Dickey’s Barbecue Pit isn’t the only restaurant chain that would prefer to deliver orders itself instead of relying on third-party services. Now it’s testing the feasibility of adding an in-house option at any of its 550 locations that field at least six delivery orders per day.
The fast-casual chain is currently offering self-delivery at company stores and about 25 franchised units. All continue to provide delivery through outside services such as Grubhub and DoorDash as well, but the do-it-yourself version already accounts for 18% of Dickey’s delivery sales.
The test stores enjoy profits as much as 10% higher per order when they self-deliver, says CEO Laura Rea Dickey.
Company stores do not charge customers a fee for a delivered order. Franchised restaurants have the discretion of adding a charge. No minimum delivery order is set, and the hours aren’t limited.

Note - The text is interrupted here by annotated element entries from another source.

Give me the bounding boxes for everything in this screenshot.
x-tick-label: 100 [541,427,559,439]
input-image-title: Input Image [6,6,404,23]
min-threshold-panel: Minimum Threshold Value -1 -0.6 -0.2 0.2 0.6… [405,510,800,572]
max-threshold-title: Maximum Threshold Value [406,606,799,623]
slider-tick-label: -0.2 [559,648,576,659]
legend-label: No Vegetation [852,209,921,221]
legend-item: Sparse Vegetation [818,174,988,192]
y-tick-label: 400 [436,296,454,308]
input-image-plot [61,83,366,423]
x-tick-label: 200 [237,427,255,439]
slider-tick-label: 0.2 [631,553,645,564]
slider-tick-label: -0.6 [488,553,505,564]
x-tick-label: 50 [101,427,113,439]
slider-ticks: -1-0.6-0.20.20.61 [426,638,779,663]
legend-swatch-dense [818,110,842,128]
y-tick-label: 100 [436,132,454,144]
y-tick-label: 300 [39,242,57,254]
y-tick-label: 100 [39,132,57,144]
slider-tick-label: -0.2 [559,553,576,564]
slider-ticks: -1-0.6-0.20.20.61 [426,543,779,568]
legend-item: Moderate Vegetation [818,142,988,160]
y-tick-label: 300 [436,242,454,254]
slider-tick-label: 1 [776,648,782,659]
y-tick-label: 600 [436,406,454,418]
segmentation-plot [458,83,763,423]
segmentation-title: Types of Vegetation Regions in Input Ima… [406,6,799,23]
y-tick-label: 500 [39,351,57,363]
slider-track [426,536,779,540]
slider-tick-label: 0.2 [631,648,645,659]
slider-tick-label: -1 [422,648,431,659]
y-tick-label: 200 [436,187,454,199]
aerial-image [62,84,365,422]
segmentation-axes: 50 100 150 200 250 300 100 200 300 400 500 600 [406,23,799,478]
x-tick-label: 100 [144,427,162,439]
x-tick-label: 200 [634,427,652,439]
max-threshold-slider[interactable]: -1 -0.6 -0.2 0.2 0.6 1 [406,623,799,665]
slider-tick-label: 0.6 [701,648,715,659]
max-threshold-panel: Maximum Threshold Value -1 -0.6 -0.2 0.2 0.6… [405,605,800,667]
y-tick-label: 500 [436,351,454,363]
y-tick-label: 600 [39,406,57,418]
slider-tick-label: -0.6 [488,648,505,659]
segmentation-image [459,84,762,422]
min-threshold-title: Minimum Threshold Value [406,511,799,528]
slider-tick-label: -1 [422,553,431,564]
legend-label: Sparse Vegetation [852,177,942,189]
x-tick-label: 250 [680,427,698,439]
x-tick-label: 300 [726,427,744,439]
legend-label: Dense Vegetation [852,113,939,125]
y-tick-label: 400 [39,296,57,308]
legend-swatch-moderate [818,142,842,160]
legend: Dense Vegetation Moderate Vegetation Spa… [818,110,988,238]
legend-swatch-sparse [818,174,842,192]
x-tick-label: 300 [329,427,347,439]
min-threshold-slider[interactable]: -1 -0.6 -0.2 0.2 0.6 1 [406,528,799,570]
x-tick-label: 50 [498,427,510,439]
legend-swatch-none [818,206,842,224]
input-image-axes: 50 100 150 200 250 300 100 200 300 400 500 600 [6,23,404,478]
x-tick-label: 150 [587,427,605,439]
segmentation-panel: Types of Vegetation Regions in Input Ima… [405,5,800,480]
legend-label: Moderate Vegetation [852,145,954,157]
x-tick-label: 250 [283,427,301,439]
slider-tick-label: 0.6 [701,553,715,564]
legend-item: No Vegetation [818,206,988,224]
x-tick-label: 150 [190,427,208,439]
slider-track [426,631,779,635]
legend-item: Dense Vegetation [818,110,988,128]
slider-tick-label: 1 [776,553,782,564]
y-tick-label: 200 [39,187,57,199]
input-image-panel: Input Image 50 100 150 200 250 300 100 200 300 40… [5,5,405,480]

Dickey’s is not alone in trying a hybrid system, in which delivery orders placed through the brand’s proprietary channels are transported by employees and ones submitted through third parties’ apps are handled by those services. Outback Steakhouse parent Bloomin’ Brands, for instance, is testing that model at 240 restaurants, CEO Liz Smith revealed last week. Red Robin is giving it a trial at a delivery-only experimental unit in downtown Chicago.

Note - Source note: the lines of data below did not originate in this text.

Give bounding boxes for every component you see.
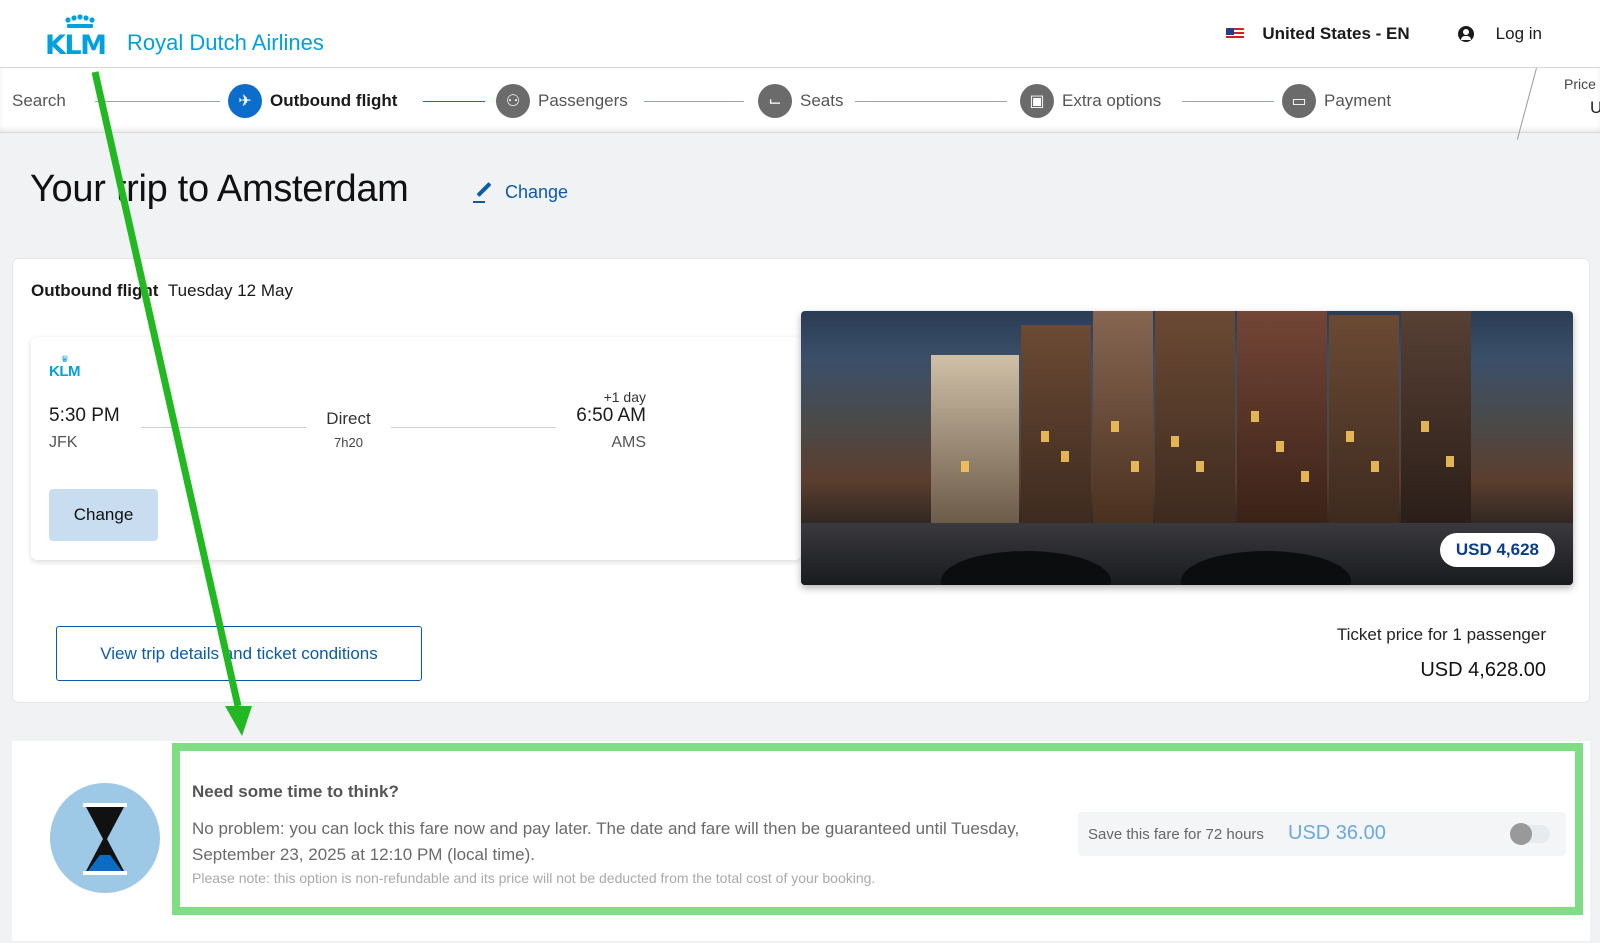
header-utilities: United States - EN Log in <box>1226 24 1542 44</box>
step-seats[interactable]: ⌙ Seats <box>758 84 843 118</box>
step-label: Extra options <box>1062 91 1162 110</box>
svg-text:KLM: KLM <box>45 30 106 56</box>
annotation-highlight-box <box>172 743 1583 915</box>
step-label: Seats <box>800 91 844 110</box>
price-tab-value: U <box>1590 98 1600 117</box>
change-trip-link[interactable]: Change <box>473 181 568 203</box>
step-search[interactable]: Search <box>0 84 66 118</box>
flight-summary: ♛ KLM 5:30 PM JFK Direct 7h20 +1 day 6:50… <box>31 337 801 560</box>
price-tab-label: Price <box>1564 76 1596 92</box>
step-connector <box>423 101 485 102</box>
ticket-price-label: Ticket price for 1 passenger <box>1336 625 1546 644</box>
step-connector <box>855 101 1007 102</box>
departure-time: 5:30 PM <box>49 405 120 426</box>
user-icon[interactable] <box>1457 26 1474 42</box>
step-passengers[interactable]: ⚇ Passengers <box>496 84 628 118</box>
seat-icon: ⌙ <box>758 84 792 118</box>
outbound-date: Tuesday 12 May <box>167 281 293 300</box>
step-outbound-flight[interactable]: ✈ Outbound flight <box>228 84 397 118</box>
tab-divider <box>1516 68 1537 140</box>
step-connector <box>95 101 220 102</box>
search-step-icon <box>0 84 6 118</box>
step-extra-options[interactable]: ▣ Extra options <box>1020 84 1161 118</box>
login-link[interactable]: Log in <box>1496 24 1542 44</box>
step-connector <box>644 101 744 102</box>
step-connector <box>1182 101 1274 102</box>
booking-progress-steps: Search ✈ Outbound flight ⚇ Passengers ⌙ … <box>0 67 1600 140</box>
plane-icon: ✈ <box>228 84 262 118</box>
outbound-heading: Outbound flight Tuesday 12 May <box>31 281 293 301</box>
klm-mini-logo-icon: ♛ KLM <box>49 354 81 381</box>
stops-label: Direct <box>326 409 371 428</box>
hourglass-icon <box>50 783 160 893</box>
step-label: Payment <box>1324 91 1392 110</box>
luggage-icon: ▣ <box>1020 84 1054 118</box>
klm-crown-logo-icon: KLM <box>45 14 115 61</box>
price-summary-tab[interactable]: Price U <box>1512 68 1600 140</box>
klm-logo[interactable]: KLM Royal Dutch Airlines <box>45 14 324 61</box>
departure-airport: JFK <box>49 434 78 451</box>
pencil-icon <box>473 181 495 203</box>
route-line <box>141 427 306 428</box>
brand-name: Royal Dutch Airlines <box>127 30 324 55</box>
arrival-time: 6:50 AM <box>576 405 646 426</box>
photo-price-badge: USD 4,628 <box>1439 533 1555 567</box>
step-label: Search <box>12 91 66 110</box>
arrival-airport: AMS <box>611 434 646 451</box>
site-header: KLM Royal Dutch Airlines United States -… <box>0 0 1600 67</box>
route-line <box>391 427 556 428</box>
change-link-label: Change <box>505 181 569 202</box>
step-label: Passengers <box>538 91 628 110</box>
step-payment[interactable]: ▭ Payment <box>1282 84 1391 118</box>
passengers-icon: ⚇ <box>496 84 530 118</box>
us-flag-icon <box>1226 28 1245 40</box>
locale-selector[interactable]: United States - EN <box>1262 24 1409 44</box>
outbound-label: Outbound flight <box>31 281 159 300</box>
change-flight-button[interactable]: Change <box>49 489 158 541</box>
day-offset: +1 day <box>603 389 646 405</box>
amsterdam-canal-photo: USD 4,628 <box>801 311 1573 585</box>
ticket-price-value: USD 4,628.00 <box>1420 659 1546 681</box>
step-label: Outbound flight <box>270 91 398 110</box>
flight-duration: 7h20 <box>334 435 363 450</box>
page-title: Your trip to Amsterdam <box>30 168 409 210</box>
view-trip-details-button[interactable]: View trip details and ticket conditions <box>56 626 422 681</box>
card-icon: ▭ <box>1282 84 1316 118</box>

The stumbling blocks are shifting more orders to the brands’ apps or online ordering functions, along with the logistical costs—things like hiring drivers and providing vehicles.
“The leap for us was thankfully short,” says Dickey. She says the chain had an advantage because of its sizable catering business. “We were already set up with vans and vehicles and drivers, and packaging for off-premise. It was a difference in degree instead of kind.”
A typical delivery order is for four to six sandwiches, she says.
Dickey suggests that even if gas and additional hours add some expense, the hit will no doubt be more moderate than the 18% to 28% commission third parties levy per order. “Allocating that 18% in a different way, even using half of it, we’re still considerably more profitable,” she says.
The biggest advantage of self-delivery isn’t the financial impact, but the guest experience it affords, says Dickey. “Being able to control the quality and consistency, from our smoker to the guest’s front door, is enormous,” she says.
But the economics are powerful, she adds. The key is finding the point of profitability—where the check count and average order size make the endeavor worthwhile. Technology now in place at the chain enabled Dickey’s to work up to that point for stores.
“Once you cover your costs, delivery can be very profitable,” Dickey says.